Industry insider reveals the dark truth about online shopping: ‘Once you see that, you can never turn away’

Must read

Photo Credit: Getty Images

Online shopping and social media apps have made it so you can get whatever shiny thing catches your eye sent to you with a click of a button. With this level of ease in the shopping experience, it can be easy to forget what it takes to get the product to you.

When activist Livia Firth was visiting Bangladesh with the charity she co-founded, The Circle, she got a rude awakening.

“We got smuggled into a factory that was producing garments for a French supermarket brand, and what I saw completely shocked me,” she said to the Independent. “It was rooms packed with women who were afraid, they were sewing 100 items per hour and earning nothing.

“The windows had bars like a prison and the entrance had a guard with a gun. I saw the women that we exploit to make clothes for us. And from that moment, once you see that, you can never turn away.”

Livia Firth is the founder of the Green Carpet Challenge, a sustainable and ethical red carpet event, as well as the co-founder of Eco-Age, a sustainable fashion company.
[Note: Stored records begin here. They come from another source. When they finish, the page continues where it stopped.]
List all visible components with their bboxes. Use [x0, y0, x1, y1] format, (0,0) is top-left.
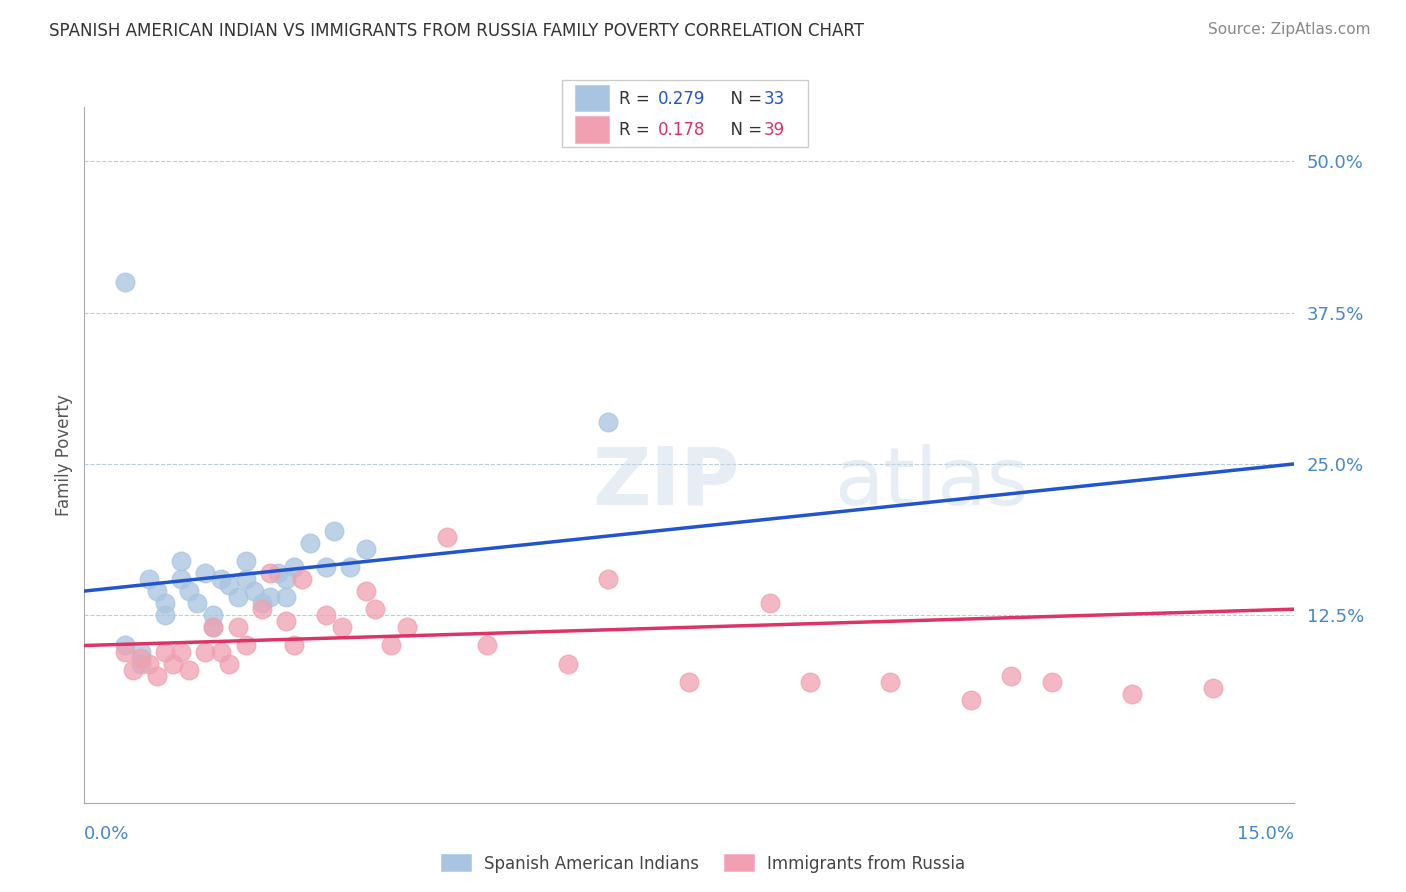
Text: 33: 33	[763, 90, 785, 108]
Point	[235, 639, 257, 653]
Point	[250, 602, 273, 616]
Point	[153, 596, 176, 610]
Point	[170, 572, 193, 586]
Point	[242, 584, 264, 599]
Legend: Spanish American Indians, Immigrants from Russia: Spanish American Indians, Immigrants fro…	[434, 847, 972, 880]
Point	[363, 602, 385, 616]
Point	[194, 566, 217, 580]
Point	[799, 674, 821, 689]
Point	[879, 674, 901, 689]
Point	[250, 596, 273, 610]
Point	[477, 639, 499, 653]
Text: N =: N =	[720, 121, 768, 139]
Point	[179, 663, 201, 677]
Y-axis label: Family Poverty: Family Poverty	[55, 394, 73, 516]
Text: 0.279: 0.279	[658, 90, 706, 108]
Point	[356, 541, 378, 556]
Point	[283, 639, 305, 653]
Point	[194, 644, 217, 658]
Point	[209, 572, 232, 586]
Point	[226, 590, 249, 604]
Point	[557, 657, 579, 671]
Point	[356, 584, 378, 599]
Point	[315, 559, 337, 574]
Point	[598, 572, 620, 586]
Text: 39: 39	[763, 121, 785, 139]
Text: 15.0%: 15.0%	[1236, 825, 1294, 843]
Point	[121, 663, 143, 677]
Point	[274, 615, 297, 629]
Point	[678, 674, 700, 689]
Point	[202, 620, 225, 634]
Point	[267, 566, 290, 580]
Point	[1121, 687, 1143, 701]
Text: atlas: atlas	[834, 443, 1028, 522]
Point	[395, 620, 418, 634]
Point	[218, 578, 240, 592]
Point	[259, 566, 281, 580]
Point	[129, 657, 152, 671]
Point	[226, 620, 249, 634]
Text: R =: R =	[619, 90, 655, 108]
Point	[1000, 669, 1022, 683]
Point	[758, 596, 780, 610]
Point	[339, 559, 361, 574]
Text: R =: R =	[619, 121, 655, 139]
Point	[170, 554, 193, 568]
Point	[259, 590, 281, 604]
Point	[138, 572, 160, 586]
Point	[218, 657, 240, 671]
Text: Source: ZipAtlas.com: Source: ZipAtlas.com	[1208, 22, 1371, 37]
Point	[162, 657, 184, 671]
Text: SPANISH AMERICAN INDIAN VS IMMIGRANTS FROM RUSSIA FAMILY POVERTY CORRELATION CHA: SPANISH AMERICAN INDIAN VS IMMIGRANTS FR…	[49, 22, 865, 40]
Point	[153, 608, 176, 623]
Point	[330, 620, 353, 634]
Point	[114, 639, 136, 653]
Text: 0.0%: 0.0%	[84, 825, 129, 843]
Point	[146, 669, 169, 683]
Point	[235, 554, 257, 568]
Point	[960, 693, 983, 707]
Point	[202, 608, 225, 623]
Point	[114, 644, 136, 658]
Text: N =: N =	[720, 90, 768, 108]
Point	[1040, 674, 1063, 689]
Point	[170, 644, 193, 658]
Point	[138, 657, 160, 671]
Point	[153, 644, 176, 658]
Point	[315, 608, 337, 623]
Point	[299, 535, 322, 549]
Point	[291, 572, 314, 586]
Point	[380, 639, 402, 653]
Point	[209, 644, 232, 658]
Point	[129, 644, 152, 658]
Point	[179, 584, 201, 599]
Point	[274, 572, 297, 586]
Point	[186, 596, 208, 610]
Point	[598, 415, 620, 429]
Point	[129, 650, 152, 665]
Point	[114, 276, 136, 290]
Point	[436, 530, 458, 544]
Text: ZIP: ZIP	[592, 443, 740, 522]
Point	[274, 590, 297, 604]
Point	[323, 524, 346, 538]
Point	[202, 620, 225, 634]
Point	[283, 559, 305, 574]
Point	[146, 584, 169, 599]
Point	[235, 572, 257, 586]
Text: 0.178: 0.178	[658, 121, 706, 139]
Point	[1202, 681, 1225, 695]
She is also a member of the UN Women’s Europe and Central Asia Regional Civil Society Advisory Group. While Firth was already working in sustainability, this trip drove her further to increase awareness of the damages of fast fashion.

Firth produced a documentary called “The True Cost” following the Rana Plaza factory collapse in Bangladesh that resulted in 1,138 deaths. Regardless of the film’s success, Firth is aware that the industry has barely changed in the 12 years since the disaster and that the fashion industry needs to own up to its use of dirty energy and slave labor.

“The first issue that we should solve is paying a wage to all the garment workers,” Firth shared with the Independent. “[But if] we put in place legislation to do that, then the fast fashion industry will be in trouble.”

Secondly, the industry needs to raise its self-awareness and understand that the circular economy doesn’t always apply to fashion: “We have been told that it’s going to be fine, and we can recycle our way out of this mess. It’s not true because when you think about the fact that the majority of clothes today are produced using synthetic fibers, which are fossil fuel fibers, recycling is basically impossible.”

The clothing that gets tossed and donated ends up in landfills, often in places like Ghana, and is then incinerated or dumped.

Regardless of the bleak reality of the fashion industry, Firth is hopeful for change and regulation. Firth is hoping that with the combination of taxes on production volumes, regulations on fast fashion, and a change in consumer behavior, we can all make a difference in reducing the impact of fast fashion.

“We don’t want to consume like that anymore,” Firth said to the Independent. “We have enough clothes to feed two planets like we don’t need this anymore, and we can start that change.”